À l'heure du scandale de la NSA, ce ne sont pas seulement les utilisateurs avertis des réseaux qui se demandent si et comment on peut naviguer sur Internet de manière anonyme afin d'échapper à la frénésie de collecte de données des autorités et des services secrets. Cependant, cela conduit souvent à des erreurs et à des hypothèses incorrectes. Une idée fausse centrale est la réduction de l'anonymat à l'obfuscation de l'adresse IP.
Il existe d'autres paramètres importants pour la reconnaissance des utilisateurs, et pas seulement pour le secteur publicitaire : outre les cookies, l'empreinte numérique du navigateur joue un rôle de plus en plus central. Chaque utilisateur laisse une trace visuelle souvent unique, combinant de nombreux facteurs, du navigateur à la résolution d'écran en passant par les polices installées. Panopticlick en est une illustration éloquente. Je me concentrerai ici sur le masquage d'adresse IP et présenterai quatre méthodes pour protéger ces données personnelles des tiers.:
- Serveur proxy: les proxy agissent comme des substituts et transfèrent leur propre trafic de données vers la destination réelle. En plus des serveurs proxy publics, divers services tels que CheapPrivateProxies proposent des proxies privés. Dans tous les cas, il faut faire confiance aux prestataires, qui sont pour la plupart basés à l'étranger. Les attaques de l'homme du milieu et les pots de miel ne sont que deux dangers qui peuvent être mentionnés à ce stade.
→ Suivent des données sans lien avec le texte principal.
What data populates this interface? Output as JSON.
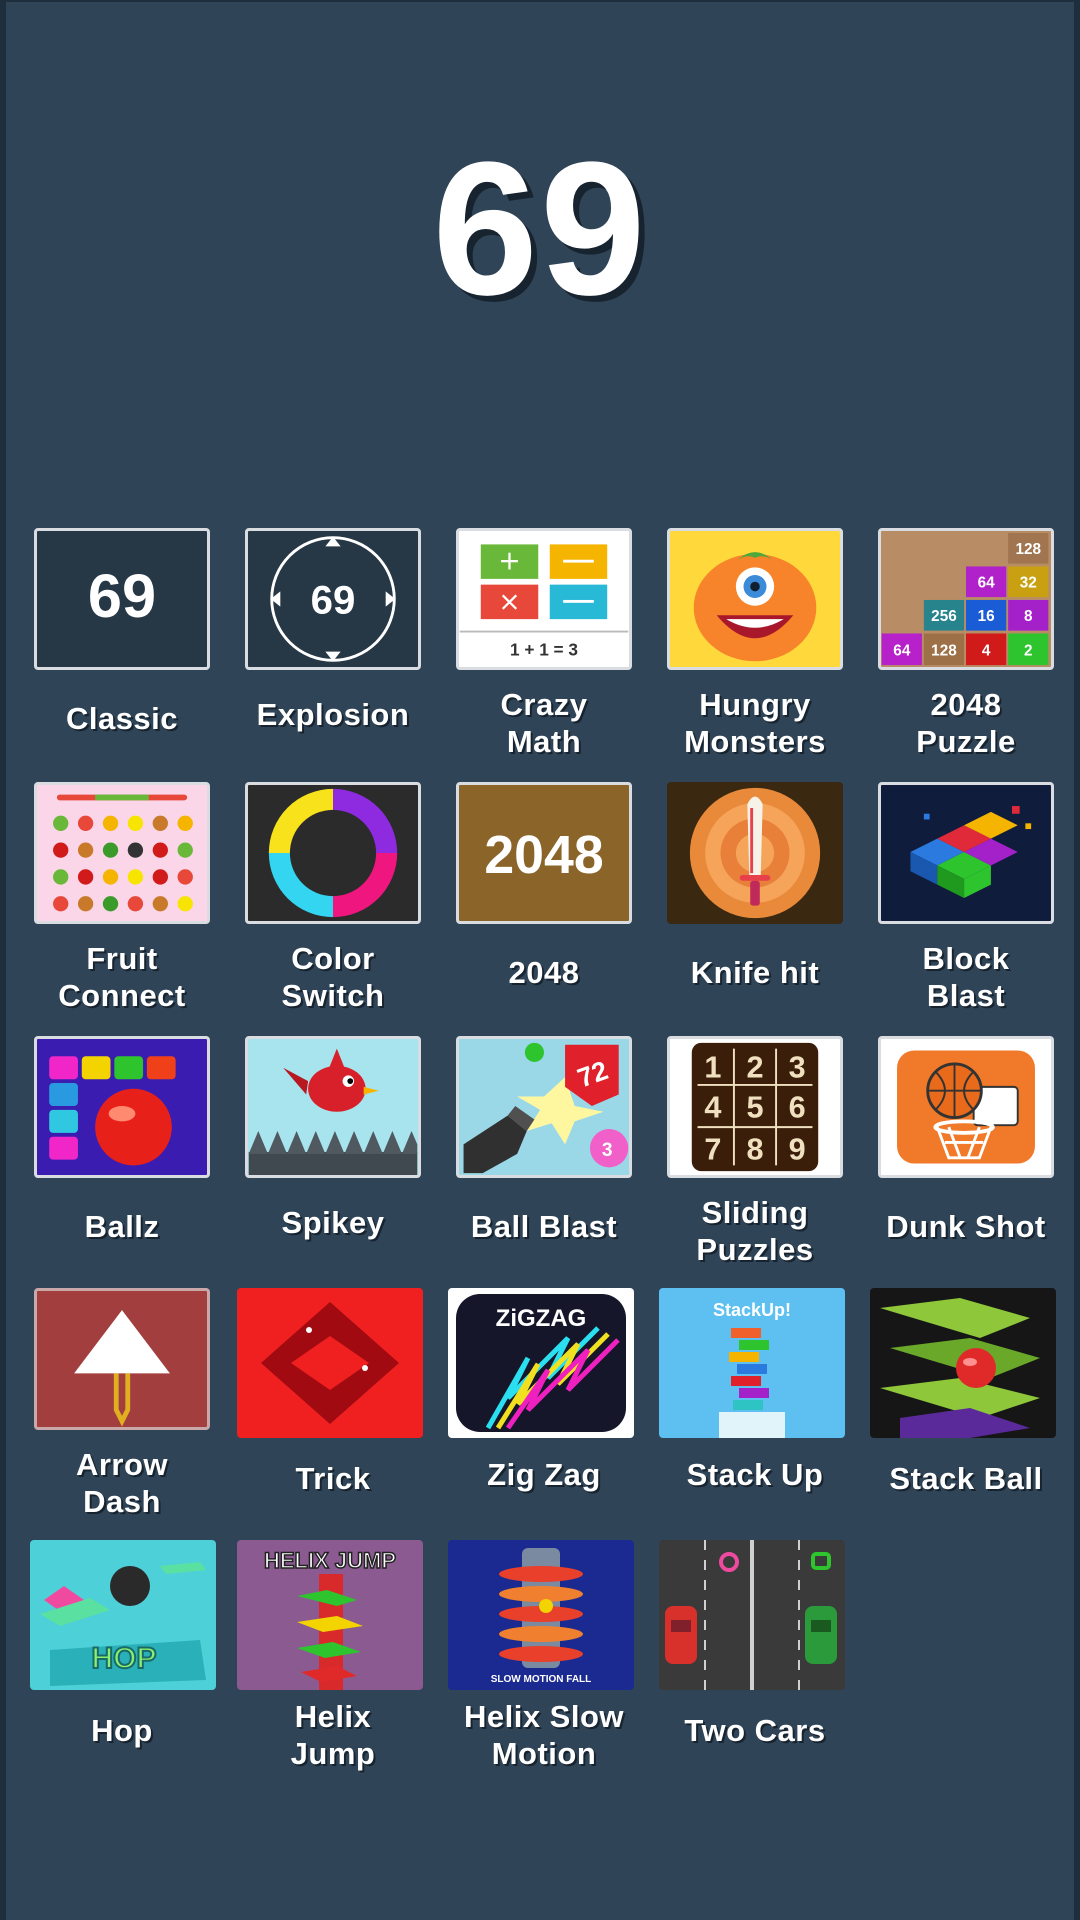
{
  "score": "69",
  "games": [
    {
      "label": "Classic",
      "icon": "classic-69-icon"
    },
    {
      "label": "Explosion",
      "icon": "explosion-69-icon"
    },
    {
      "label": "Crazy\nMath",
      "icon": "crazy-math-icon"
    },
    {
      "label": "Hungry\nMonsters",
      "icon": "hungry-monster-icon"
    },
    {
      "label": "2048\nPuzzle",
      "icon": "2048-puzzle-icon"
    },
    {
      "label": "Fruit\nConnect",
      "icon": "fruit-connect-icon"
    },
    {
      "label": "Color\nSwitch",
      "icon": "color-switch-icon"
    },
    {
      "label": "2048",
      "icon": "2048-icon"
    },
    {
      "label": "Knife hit",
      "icon": "knife-hit-icon"
    },
    {
      "label": "Block\nBlast",
      "icon": "block-blast-icon"
    },
    {
      "label": "Ballz",
      "icon": "ballz-icon"
    },
    {
      "label": "Spikey",
      "icon": "spikey-bird-icon"
    },
    {
      "label": "Ball Blast",
      "icon": "ball-blast-icon"
    },
    {
      "label": "Sliding\nPuzzles",
      "icon": "sliding-puzzle-icon"
    },
    {
      "label": "Dunk Shot",
      "icon": "dunk-shot-icon"
    },
    {
      "label": "Arrow\nDash",
      "icon": "arrow-dash-icon"
    },
    {
      "label": "Trick",
      "icon": "trick-icon"
    },
    {
      "label": "Zig Zag",
      "icon": "zigzag-icon"
    },
    {
      "label": "Stack Up",
      "icon": "stack-up-icon"
    },
    {
      "label": "Stack Ball",
      "icon": "stack-ball-icon"
    },
    {
      "label": "Hop",
      "icon": "hop-icon"
    },
    {
      "label": "Helix\nJump",
      "icon": "helix-jump-icon"
    },
    {
      "label": "Helix Slow\nMotion",
      "icon": "helix-slow-motion-icon"
    },
    {
      "label": "Two Cars",
      "icon": "two-cars-icon"
    }
  ],
  "icon_text": {
    "classic": "69",
    "explosion": "69",
    "crazy_math_eq": "1 + 1 = 3",
    "puzzle2048_cells": [
      "128",
      "64",
      "32",
      "256",
      "16",
      "8",
      "64",
      "128",
      "4",
      "2"
    ],
    "g2048": "2048",
    "ball_blast_nums": [
      "72",
      "3"
    ],
    "sliding_nums": [
      "1",
      "2",
      "3",
      "4",
      "5",
      "6",
      "7",
      "8",
      "9"
    ],
    "zigzag": "ZiGZAG",
    "stackup": "StackUp!",
    "hop": "HOP",
    "helix_jump": "HELIX JUMP",
    "helix_slow": "SLOW MOTION FALL"
  }
}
- Services VPN: avec une carte réseau virtuelle supplémentaire, tout le trafic de données (généralement entièrement crypté) est transmis à une passerelle VPN - cela signifie beaucoup plus de protection et de vitesse qu'un serveur proxy, mais encore une fois fait confiance au fournisseur VPN tel que HIDE .IO devant. Dans de nombreux cas, contrairement à leurs promesses tenaces, les fournisseurs ont divulgué les données des utilisateurs aux autorités, c'est pourquoi tout le droit d'exister s'effondre comme un château de cartes.
- Routage en oignon : À l’ère des cryptomonnaies, le nombre d’utilisateurs du projet Tor a explosé. Les paquets de données transitent par de nombreux nœuds intermédiaires, qui ignorent l’intégralité du chemin entre la source et la destination. L’inconvénient : toutes les données transmises (de préférence non chiffrées) doivent passer par le nœud final, appelé nœud de sortie, qui peut tout lire sans intervention de l’utilisateur. Par conséquent, les forces de l’ordre ont découvert Tor et ciblent spécifiquement ses utilisateurs à des fins de surveillance.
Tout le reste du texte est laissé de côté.